Bernadette M. Boscoe completed her PhD in 2019 in the UCLA Information Studies Department. Dr. Boscoe is currently a member of the Center for Knowledge Infrastructures at UCLA. She has accepted a Postdoctoral Fellowship at the School of Information at the University of Washington. Her research concerns keeping scientific data alive over decades. She brings her experience in computer science and mathematics to studies of data and software relationships.
Christine L. Borgman holds the PhD in Communication from Stanford University, MLS from Pittsburgh, and a BA in Mathemetics from Michigan State. A Distinguished Research Professor and Director of the Center for Knowledge Infrastructures at UCLA, she is the author of more than 250 publications in information studies, computer science, communication, and law, including three books from MIT Press: Big Data, Little Data, No Data: Scholarship in the Networked World (2015), Scholarship in the Digital Age: Information, Infrastructure, and the Internet (2007); and From Gutenberg to the Global Information Infrastructure: Access to Information in a Networked World (2000). She is a Fellow of the American Association for the Advancement of Science and of the Association for Computing Machinery; she co-chaired the CODATA-ICSTI Task Group on Data Citation and Attribution.

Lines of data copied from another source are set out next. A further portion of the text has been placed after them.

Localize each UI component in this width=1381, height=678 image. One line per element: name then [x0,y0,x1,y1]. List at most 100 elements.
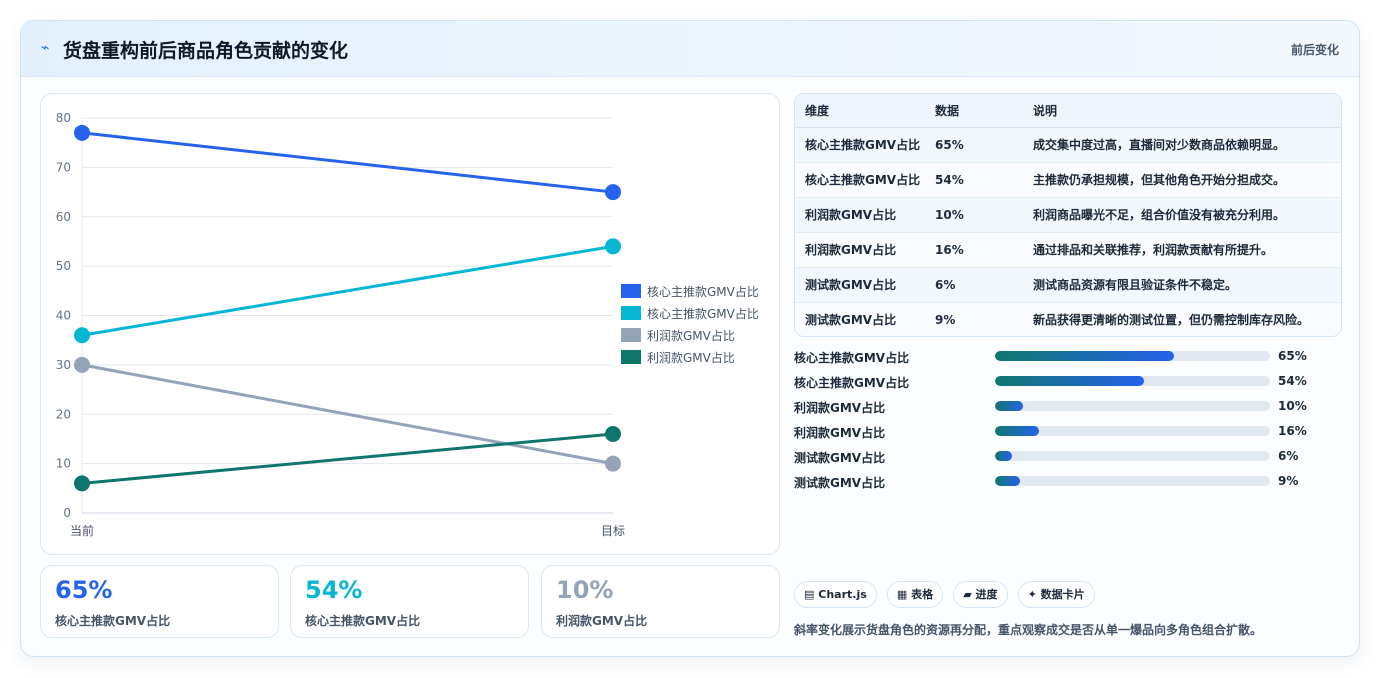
y-tick-label: 10 [56,457,71,471]
progress-value: 54% [1278,374,1307,388]
progress-fill [995,451,1012,461]
table-row: 核心主推款GMV占比 54% 主推款仍承担规模，但其他角色开始分担成交。 [795,162,1341,198]
y-tick-label: 30 [56,358,71,372]
legend-label: 利润款GMV占比 [647,328,735,343]
table-header-cell: 说明 [1023,94,1341,128]
progress-fill [995,351,1174,361]
chip-data-card[interactable]: ✦ 数据卡片 [1017,581,1095,608]
table-row: 测试款GMV占比 9% 新品获得更清晰的测试位置，但仍需控制库存风险。 [795,302,1341,336]
progress-label: 核心主推款GMV占比 [794,351,910,365]
y-tick-label: 60 [56,210,71,224]
chip-chartjs[interactable]: ▤ Chart.js [794,581,877,608]
table-row: 测试款GMV占比 6% 测试商品资源有限且验证条件不稳定。 [795,267,1341,303]
chip-label: 进度 [975,588,998,601]
progress-track [995,376,1270,386]
y-tick-label: 20 [56,407,71,421]
progress-label: 测试款GMV占比 [794,451,886,465]
stat-card-3: 10% 利润款GMV占比 [541,565,780,638]
data-point [605,238,621,255]
table-cell: 测试款GMV占比 [795,302,925,336]
table-header-row: 维度 数据 说明 [795,94,1341,128]
table-icon: ▦ [896,588,908,601]
table-cell: 54% [925,162,1023,198]
table-row: 利润款GMV占比 16% 通过排品和关联推荐，利润款贡献有所提升。 [795,232,1341,268]
data-point [605,426,621,442]
progress-row: 测试款GMV占比 6% [794,446,1342,471]
progress-fill [995,376,1144,386]
x-tick-label: 当前 [70,523,94,538]
y-tick-label: 80 [56,111,71,125]
table-cell: 10% [925,197,1023,233]
page-title: 货盘重构前后商品角色贡献的变化 [63,40,349,62]
table-cell: 核心主推款GMV占比 [795,162,925,198]
stat-value: 65% [55,576,113,604]
stat-label: 核心主推款GMV占比 [305,614,421,628]
y-tick-label: 40 [56,309,71,323]
legend-swatch [621,350,641,364]
table-cell: 测试商品资源有限且验证条件不稳定。 [1023,267,1341,303]
table-cell: 新品获得更清晰的测试位置，但仍需控制库存风险。 [1023,302,1341,336]
progress-track [995,351,1270,361]
table-cell: 9% [925,302,1023,336]
progress-value: 16% [1278,424,1307,438]
progress-row: 利润款GMV占比 10% [794,396,1342,421]
progress-fill [995,401,1023,411]
table-cell: 主推款仍承担规模，但其他角色开始分担成交。 [1023,162,1341,198]
legend-label: 利润款GMV占比 [647,350,735,365]
progress-list: 核心主推款GMV占比 65% 核心主推款GMV占比 54% 利润款GMV占比 10% 利润款… [794,346,1342,496]
data-point [74,124,90,141]
progress-row: 核心主推款GMV占比 54% [794,371,1342,396]
progress-fill [995,476,1020,486]
progress-row: 核心主推款GMV占比 65% [794,346,1342,371]
data-point [605,184,621,201]
progress-label: 核心主推款GMV占比 [794,376,910,390]
card-header: ⌁ 货盘重构前后商品角色贡献的变化 前后变化 [21,21,1359,77]
chart-svg: 0 10 20 30 40 50 60 70 80 当前 目标 核心主推款GMV占比核心主推款GMV占… [56,111,759,538]
stat-value: 54% [305,576,363,604]
legend-label: 核心主推款GMV占比 [647,306,759,321]
progress-track [995,451,1270,461]
table-header-cell: 维度 [795,94,925,128]
progress-row: 利润款GMV占比 16% [794,421,1342,446]
stat-card-1: 65% 核心主推款GMV占比 [40,565,279,638]
stat-value: 10% [556,576,614,604]
table-cell: 利润款GMV占比 [795,197,925,233]
stat-card-2: 54% 核心主推款GMV占比 [290,565,529,638]
progress-label: 利润款GMV占比 [794,426,886,440]
table-cell: 利润商品曝光不足，组合价值没有被充分利用。 [1023,197,1341,233]
progress-value: 6% [1278,449,1299,463]
data-point [605,455,621,472]
header-tag: 前后变化 [1290,43,1339,57]
tech-chips: ▤ Chart.js ▦ 表格 ▰ 进度 ✦ 数据卡片 [794,581,1100,609]
progress-row: 测试款GMV占比 9% [794,471,1342,496]
table-cell: 利润款GMV占比 [795,232,925,268]
progress-value: 9% [1278,474,1299,488]
legend-swatch [621,306,641,320]
chip-label: Chart.js [818,588,867,601]
progress-icon: ▰ [963,588,972,601]
table-row: 核心主推款GMV占比 65% 成交集中度过高，直播间对少数商品依赖明显。 [795,127,1341,163]
table-row: 利润款GMV占比 10% 利润商品曝光不足，组合价值没有被充分利用。 [795,197,1341,233]
y-tick-label: 70 [56,160,71,174]
footnote: 斜率变化展示货盘角色的资源再分配，重点观察成交是否从单一爆品向多角色组合扩散。 [794,623,1263,637]
table-cell: 核心主推款GMV占比 [795,127,925,163]
series-line-4 [81,432,614,485]
chip-table[interactable]: ▦ 表格 [886,581,944,608]
x-tick-label: 目标 [601,524,625,538]
data-point [74,475,90,492]
progress-label: 测试款GMV占比 [794,476,886,490]
series-line-3 [81,363,614,466]
progress-value: 65% [1278,349,1307,363]
slope-chart: 0 10 20 30 40 50 60 70 80 当前 目标 核心主推款GMV占比 核心主推款GMV占… [40,93,780,555]
progress-value: 10% [1278,399,1307,413]
y-tick-label: 0 [63,506,71,520]
legend-swatch [621,284,641,298]
progress-track [995,476,1270,486]
table-cell: 16% [925,232,1023,268]
progress-track [995,426,1270,436]
legend-label: 核心主推款GMV占比 [647,284,759,299]
chip-progress[interactable]: ▰ 进度 [953,581,1008,608]
table-cell: 6% [925,267,1023,303]
table-cell: 成交集中度过高，直播间对少数商品依赖明显。 [1023,127,1341,163]
sparkle-icon: ✦ [1027,588,1037,601]
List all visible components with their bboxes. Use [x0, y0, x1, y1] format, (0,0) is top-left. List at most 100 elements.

Irene V. Pasquetto completed her PhD in 2018 in the UCLA Information Studies Department. She earned a Bachelors Degree in Communication Science and a Masters Degree in Journalism and Publishing Industry both from Verona University (Italy). During her time at UCLA, she worked at the Center for Knowledge Infrastructures. Dr. Pasquetto is now a Postdoctoral Fellow at the Shorenstein Center of the Kennedy School of Government, Harvard University. She has accepted a tenure-track assistant professor position at the University of Michigan School of Information beginning in August 2020. Irene’s research interests included open knowledge, open data and open science, especially their policy and economic implications.